In this previous blog post we learned what a binary tree is, how it can be represented, and the different types of binary trees, in conclusion, we’ve said that a binary tree, unlike other data structures, can be browsed in two different ways breath-first search and depth-first search.

This post will be focused on depth-first search.

## What’s depth-first search Tree traversal

The depth-first search is an algorithm that allows you to traverse an entire Tree. The logic is that you keep moving forward until you reach a leaf (a node that hasn’t left or right child) then backtrack according to the method you are using.

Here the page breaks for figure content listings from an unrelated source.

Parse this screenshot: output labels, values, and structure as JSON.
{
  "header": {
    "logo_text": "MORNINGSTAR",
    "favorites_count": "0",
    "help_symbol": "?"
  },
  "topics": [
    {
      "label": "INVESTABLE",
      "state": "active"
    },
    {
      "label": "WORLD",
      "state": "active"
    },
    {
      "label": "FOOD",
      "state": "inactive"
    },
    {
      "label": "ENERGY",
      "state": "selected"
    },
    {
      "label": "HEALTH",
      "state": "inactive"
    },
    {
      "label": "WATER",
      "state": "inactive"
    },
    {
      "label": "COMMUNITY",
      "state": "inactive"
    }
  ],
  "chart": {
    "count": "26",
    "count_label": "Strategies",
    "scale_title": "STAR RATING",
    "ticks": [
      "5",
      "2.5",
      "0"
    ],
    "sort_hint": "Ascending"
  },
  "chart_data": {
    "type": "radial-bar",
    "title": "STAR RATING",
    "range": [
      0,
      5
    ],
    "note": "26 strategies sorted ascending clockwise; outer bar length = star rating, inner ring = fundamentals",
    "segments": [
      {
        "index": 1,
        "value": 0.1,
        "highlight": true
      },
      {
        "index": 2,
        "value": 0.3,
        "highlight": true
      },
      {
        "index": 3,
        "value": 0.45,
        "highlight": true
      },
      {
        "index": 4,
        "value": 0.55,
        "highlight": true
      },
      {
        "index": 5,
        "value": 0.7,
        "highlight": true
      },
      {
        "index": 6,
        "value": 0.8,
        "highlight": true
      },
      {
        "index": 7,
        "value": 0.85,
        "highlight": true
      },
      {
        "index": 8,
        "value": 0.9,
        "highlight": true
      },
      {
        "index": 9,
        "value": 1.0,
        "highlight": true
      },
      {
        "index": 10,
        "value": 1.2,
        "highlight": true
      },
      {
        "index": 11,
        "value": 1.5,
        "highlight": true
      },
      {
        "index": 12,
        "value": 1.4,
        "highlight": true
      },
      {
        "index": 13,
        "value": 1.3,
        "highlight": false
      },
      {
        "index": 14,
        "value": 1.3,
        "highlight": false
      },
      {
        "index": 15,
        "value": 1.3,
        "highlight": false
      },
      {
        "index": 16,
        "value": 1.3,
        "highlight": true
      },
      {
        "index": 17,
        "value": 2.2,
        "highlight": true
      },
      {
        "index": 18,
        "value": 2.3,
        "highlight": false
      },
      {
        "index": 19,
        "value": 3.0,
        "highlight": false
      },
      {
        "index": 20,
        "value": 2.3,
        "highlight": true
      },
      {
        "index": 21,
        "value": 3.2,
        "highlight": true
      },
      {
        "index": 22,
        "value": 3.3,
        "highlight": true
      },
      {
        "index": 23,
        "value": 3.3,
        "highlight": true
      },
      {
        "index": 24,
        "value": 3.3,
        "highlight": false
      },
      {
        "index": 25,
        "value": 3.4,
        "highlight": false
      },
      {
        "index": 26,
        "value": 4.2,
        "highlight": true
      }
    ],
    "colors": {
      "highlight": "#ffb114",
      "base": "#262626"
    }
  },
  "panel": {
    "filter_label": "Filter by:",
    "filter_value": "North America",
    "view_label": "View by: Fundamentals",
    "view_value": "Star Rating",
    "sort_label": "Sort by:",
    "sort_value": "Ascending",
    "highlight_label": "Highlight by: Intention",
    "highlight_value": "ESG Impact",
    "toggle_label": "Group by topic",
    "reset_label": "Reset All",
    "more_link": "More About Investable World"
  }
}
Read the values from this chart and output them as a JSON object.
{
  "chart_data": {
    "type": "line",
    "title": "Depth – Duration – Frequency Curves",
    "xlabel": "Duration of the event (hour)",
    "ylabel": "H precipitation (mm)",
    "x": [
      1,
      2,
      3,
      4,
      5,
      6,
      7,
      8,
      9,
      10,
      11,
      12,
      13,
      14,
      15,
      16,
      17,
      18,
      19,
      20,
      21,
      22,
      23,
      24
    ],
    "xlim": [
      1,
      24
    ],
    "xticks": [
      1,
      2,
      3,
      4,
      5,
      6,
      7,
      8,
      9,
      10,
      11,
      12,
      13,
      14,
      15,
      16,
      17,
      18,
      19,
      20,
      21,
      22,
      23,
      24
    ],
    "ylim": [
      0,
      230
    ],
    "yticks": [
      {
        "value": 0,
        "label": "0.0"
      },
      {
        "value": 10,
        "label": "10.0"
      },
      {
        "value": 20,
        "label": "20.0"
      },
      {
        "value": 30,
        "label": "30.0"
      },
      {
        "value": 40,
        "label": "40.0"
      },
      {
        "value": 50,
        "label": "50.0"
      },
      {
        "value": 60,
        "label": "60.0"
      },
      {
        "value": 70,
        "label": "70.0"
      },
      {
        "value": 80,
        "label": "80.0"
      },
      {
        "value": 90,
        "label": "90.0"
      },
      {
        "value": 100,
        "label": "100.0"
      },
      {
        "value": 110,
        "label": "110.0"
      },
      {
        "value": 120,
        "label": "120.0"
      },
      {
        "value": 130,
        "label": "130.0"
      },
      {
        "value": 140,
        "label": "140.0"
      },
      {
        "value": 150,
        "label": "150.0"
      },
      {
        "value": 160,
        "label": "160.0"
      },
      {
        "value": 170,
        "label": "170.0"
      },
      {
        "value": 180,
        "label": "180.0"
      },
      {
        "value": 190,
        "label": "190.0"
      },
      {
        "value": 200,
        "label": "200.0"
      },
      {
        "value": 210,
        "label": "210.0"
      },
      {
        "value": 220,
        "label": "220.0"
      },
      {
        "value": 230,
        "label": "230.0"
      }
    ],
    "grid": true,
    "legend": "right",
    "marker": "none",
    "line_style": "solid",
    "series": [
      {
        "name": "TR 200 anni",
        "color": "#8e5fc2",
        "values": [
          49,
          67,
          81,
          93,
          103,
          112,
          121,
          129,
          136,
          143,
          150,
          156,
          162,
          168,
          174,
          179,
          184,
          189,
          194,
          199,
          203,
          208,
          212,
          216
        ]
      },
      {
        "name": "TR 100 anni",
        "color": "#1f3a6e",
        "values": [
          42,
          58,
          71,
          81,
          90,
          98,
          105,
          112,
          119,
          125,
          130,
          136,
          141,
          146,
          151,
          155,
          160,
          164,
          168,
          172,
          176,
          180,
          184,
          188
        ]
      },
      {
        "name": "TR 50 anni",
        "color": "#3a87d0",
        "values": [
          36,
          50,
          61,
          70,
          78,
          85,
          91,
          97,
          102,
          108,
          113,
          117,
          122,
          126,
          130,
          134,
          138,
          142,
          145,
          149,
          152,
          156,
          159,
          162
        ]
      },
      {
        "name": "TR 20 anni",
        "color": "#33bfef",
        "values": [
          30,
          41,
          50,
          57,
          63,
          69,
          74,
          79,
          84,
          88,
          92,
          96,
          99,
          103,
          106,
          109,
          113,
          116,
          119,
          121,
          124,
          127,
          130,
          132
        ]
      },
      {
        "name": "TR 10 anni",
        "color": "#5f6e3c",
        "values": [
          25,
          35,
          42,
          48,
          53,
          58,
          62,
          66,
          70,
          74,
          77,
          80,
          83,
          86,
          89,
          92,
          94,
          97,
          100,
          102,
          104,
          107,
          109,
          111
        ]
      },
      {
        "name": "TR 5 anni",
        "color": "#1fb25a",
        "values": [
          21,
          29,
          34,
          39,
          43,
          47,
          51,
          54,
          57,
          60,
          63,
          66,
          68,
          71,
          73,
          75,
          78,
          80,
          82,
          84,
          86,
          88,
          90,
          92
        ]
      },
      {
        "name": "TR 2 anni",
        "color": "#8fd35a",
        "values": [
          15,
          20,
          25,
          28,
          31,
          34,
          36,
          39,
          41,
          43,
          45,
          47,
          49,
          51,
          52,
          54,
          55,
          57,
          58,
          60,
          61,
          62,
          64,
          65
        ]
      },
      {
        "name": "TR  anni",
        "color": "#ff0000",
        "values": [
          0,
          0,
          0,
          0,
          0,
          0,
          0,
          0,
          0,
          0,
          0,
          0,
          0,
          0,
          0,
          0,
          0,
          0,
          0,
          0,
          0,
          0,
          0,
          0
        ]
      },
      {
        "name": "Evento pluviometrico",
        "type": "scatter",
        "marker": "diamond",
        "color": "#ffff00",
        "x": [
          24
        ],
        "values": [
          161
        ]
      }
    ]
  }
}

Depth-first search Tree traversal can be written in three ways: Pre Order, In Order, and Post Oder traversal. Each way can be written recursively and iteratively. The way you choose influences the result. Let’s me show you the difference:

## Pre Order

The hint is on the name, Pre-order, when you are writing a pre-order traversal, you access the parent node then the left and the right child. If you traverse the tree above with the Pre Order method your result should be:

Let’s write the recursive and iterative implementation with javascript

### Recursive

```
function dfsPreOrderRecursive(node, arr = []){
if(node){
arr.push(node.val);
if(node.left) dfsPreOrderRecursive(node.left, arr);
if(node.right) dfsPreOrderRecursive(node.right, arr);
}
}
```

** Explanation** since you know in which order you have to access the nodes, recursive methods are mostly straightforward. Here We have to access the parent node and then its children. so we push the current node’s value into the result array, and then check if it has a left or right child, if so we call the function by giving the child node and the result array.

### Iterative

```
function dfsPreOrderIterative(root){
const stack = [root]
const result = [];
let current;
while(stack.length){
current = stack.pop();
result.push(current.val);
if(current.right) stack.push(current.right);
if(current.left) stack.push(current.left);
}
return result;
}
```

** Explanation**: the pre-order traversal is the straightforward method, if there isn’t any constraint you should prior the method. Since we don’t need to check if a node has any children, we push the current node’s value to the result and then check if it has child, if so they will be added into the stack. We push the right left before the right because we are using a stack and it follows the FIFO order.

## In Order

For the in-order traversal, you have to access the left child before backtracking to the parent and then the right child. You have to keep moving forward while your current node has a left child. if you traverse the tree above with the In-Order method your result should be:

Let’s write the recursive and iterative implementation with javascript.

### Recursive

```
function dfsInOrderRecursive(node, arr = []){
if(node){
if(node.left) dfsInOrderRecursive(node.left, arr);
arr.push(node.val);
if(node.right) dfsInOrderRecursive(node.right, arr);
}
return arr;
}
```

** Explanation**: since you know in which order you have to access the nodes, recursive methods are mostly straightforward. Here We have to access the left child before backtracking to the parent and then the right child, so we check if the current node has a left child if so, we call the function by giving the child, once it's done we push the node’s value into the result array and finally we check if a right child exists, if so we call the function by giving the right child.

### Iterative

```
function dfsInOrderIterative(root){
const stack = [];
const result = [];
let current = root;
while(stack.length || current){
while(current){
stack.push(current);
current = current.left;
}
current = stack.pop();
result.push(current.val);
current = current.right;
}
return result;
}
```

** Explanation:** For the in-order traversal, we have to push the left child, the parent and then the right child. That means we have to keep moving forward since there is left child. For the iterative implementation, the current loop while browse all the left child and then if there’s no left child, the current node’s value will be pushed into the result.

## Post Order

For the post-order traversal, you have to access children before backtracking to the parent. You have to keep moving forward while your current node has children. if you traverse the tree above with the post-Order method your result should be:

Let’s write the recursive and iterative implementation with javascript.

### Recursive

```
function dfsPostOrderRecursive(node, arr = []){
if(node){
if(node.left) dfsPostOrderRecursive(node.left, arr);
if(node.right) dfsPostOrderRecursive(node.right, arr);
arr.push(node.val);
}
return arr;
}
```

** Explanation**: since you know in which order you have to access the nodes, recursive methods are mostly straightforward. Here We have to access children before the parent, so we check if the current node has a left or right child if so, we call the function by giving the child and then we push the value into the result array.

### Iterative

```
function dfsPostOrderIterative(root){
const s1 = [root];
const s2 = [];
const result = [];
let current;
while(s1.length){
current = s1.pop();
if(current.left) s1.push(current.left);
if(current.right) s1.push(current.right);
s2.push(current.val);
}
return s2.reverse();
}
```

### Complexity analysis

Every approach that we have seen in this post has the same time and space complexity O(n) even the recursive approach because each recursive function use stack under the hood, to track the elements that you are traversing. Your choice will depend on the question you have to solve.